A quick and easy healthy dinner combining quinoa and chicken for a delicious gluten and dairy free one tray bake. Make it even quicker by pre-chopping your pumpkin ahead of time.
Prep Time10 minutes
Cook Time40 minutes
Servings: 4 serves

Ingredients

  • 1 large Chicken Breast
  • 2 Cups Diced Pumpkin
  • 1 Cup of Coconut Milk*
  • 1/2 cup water + 1 TBS bone broth powder mixed
  • 1 Cup Quinoa
  • 1 tsp garlic powder
  • 1 onion diced
  • 2 TBS shredded coconut optional
  • 2 TBS nutritional yeast
  • Leafy Greens and Coriander to serve

Instructions

  • Preheat oven to 200° C. Dice chicken & veggies
  • Wash quinoa for a couple of minutes then add all ingredients to a baking dish, mixing well until combined.
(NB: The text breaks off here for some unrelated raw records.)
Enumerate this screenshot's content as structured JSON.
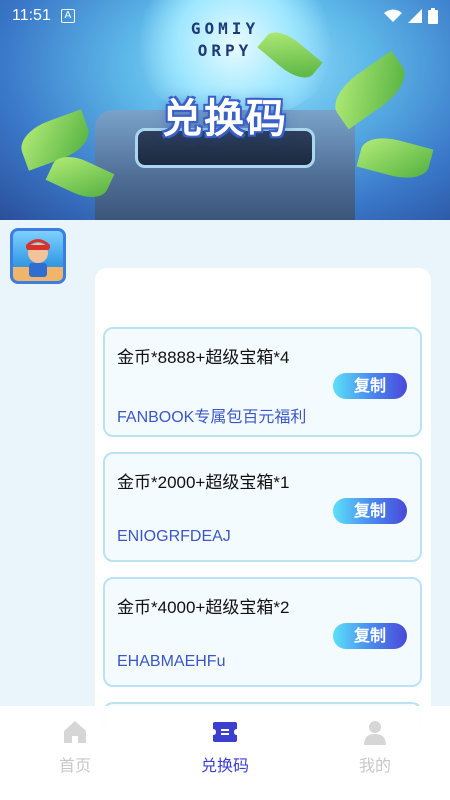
{
  "status_bar": {
    "time": "11:51",
    "keyboard_indicator": "A"
  },
  "hero": {
    "logo_text_line1": "GOMIY",
    "logo_text_line2": "ORPY",
    "title": "兑换码"
  },
  "codes": [
    {
      "reward": "金币*8888+超级宝箱*4",
      "code": "FANBOOK专属包百元福利",
      "copy_label": "复制"
    },
    {
      "reward": "金币*2000+超级宝箱*1",
      "code": "ENIOGRFDEAJ",
      "copy_label": "复制"
    },
    {
      "reward": "金币*4000+超级宝箱*2",
      "code": "EHABMAEHFu",
      "copy_label": "复制"
    }
  ],
  "bottom_nav": {
    "items": [
      {
        "label": "首页",
        "icon": "home-icon",
        "active": false
      },
      {
        "label": "兑换码",
        "icon": "ticket-icon",
        "active": true
      },
      {
        "label": "我的",
        "icon": "user-icon",
        "active": false
      }
    ]
  },
  "colors": {
    "accent": "#3b3fcf",
    "code_text": "#3a57c9",
    "card_border": "#b9e2f5"
  }
}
Cover with tin foil and place in oven for 30minutes.
  • Remove tin foil and add shredded coconut and nutritional yeast on top and bake for another 15minutes.
  • Serve with leafy greens and top with coriander.
  • *Leftover coconut milk can be stored in airtight container in fridge for 4 days.